When the couple became the fourth owners of the home 14 years ago, it was in rough shape and showed signs of its age.

Ronning said that in addition to enhancing the property with a saltwater hot tub, pool and waterslide, the Kubeshes have "updated everything," including new electrical, plumbing and mechanicals.

"We worked with an architect who guided the restoration process," Julien said, noting that artisans were brought in from across the country to replicate custom pieces such as curved wood and steel moldings. They also made upgrades such as installing heated floors on all three levels, replacing windows with high-performance storm windows and adding LED lighting.

"It took two years. We did every inch of plaster, every inch of flooring, every inch of wire, every inch of piping," Julien said. "We took one wall down in the basement, but other than that we preserved the house in what the architects had originally designed. We wanted to make it timeless."

After all, it was the timelessness that had drawn the couple to the four-bedroom, four-bath home in the first place. The house is one of two Viennese Secessionist-style homes in Minneapolis that Ronning knows of, she said.

According to coololdbuildingsmn.wordpress.com, the house is referred to as the Robert T. Giles house after the owner, who was a stained-glass artist. Architects John Jager and Carl B. Stravs studied in Vienna and adopted a Vienna Secession style, a version of early modernism, for the home.

"The house was designed to be completely fireproof," according to the site. "Walls are of reinforced concrete and floors and roof are of terracotta hollow tile. The exterior of the house's lower level is faced with smooth boulders, probably taken from architect Jager's property on Minnehaha Creek a few blocks away. Exterior windowsills are blue glazed brick.
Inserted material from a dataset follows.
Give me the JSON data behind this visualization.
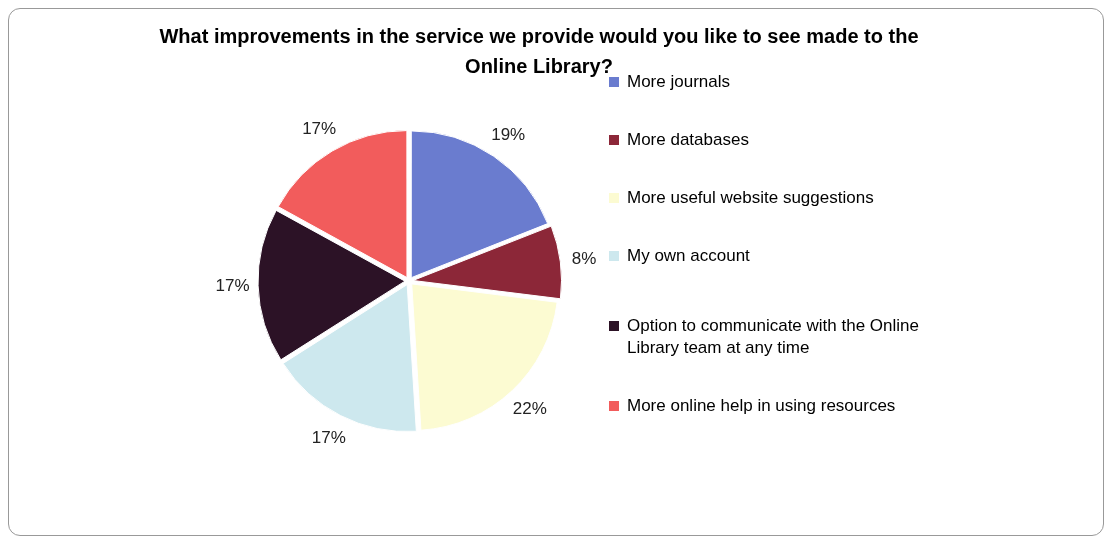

Inside, there is a spectacular art-glass fireplace."

The Kubeshes said they especially liked the 36-by-26-foot great room, which they found to be grand, light-filled, yet warm.

"That room is what sold us. It was very rare to have that very large gathering space for residential construction," Julien said. "It's a house that really lends itself to gatherings with family, friends and neighbors from winter through summer. We've made a lot of memories here."

Now, as the couple move onto their next chapter, one burning question remains: Will their next house have a pool with a waterslide, too?

"Oh, it has been discussed," Julien said. "I've already started laying out potential areas for where to put a pool."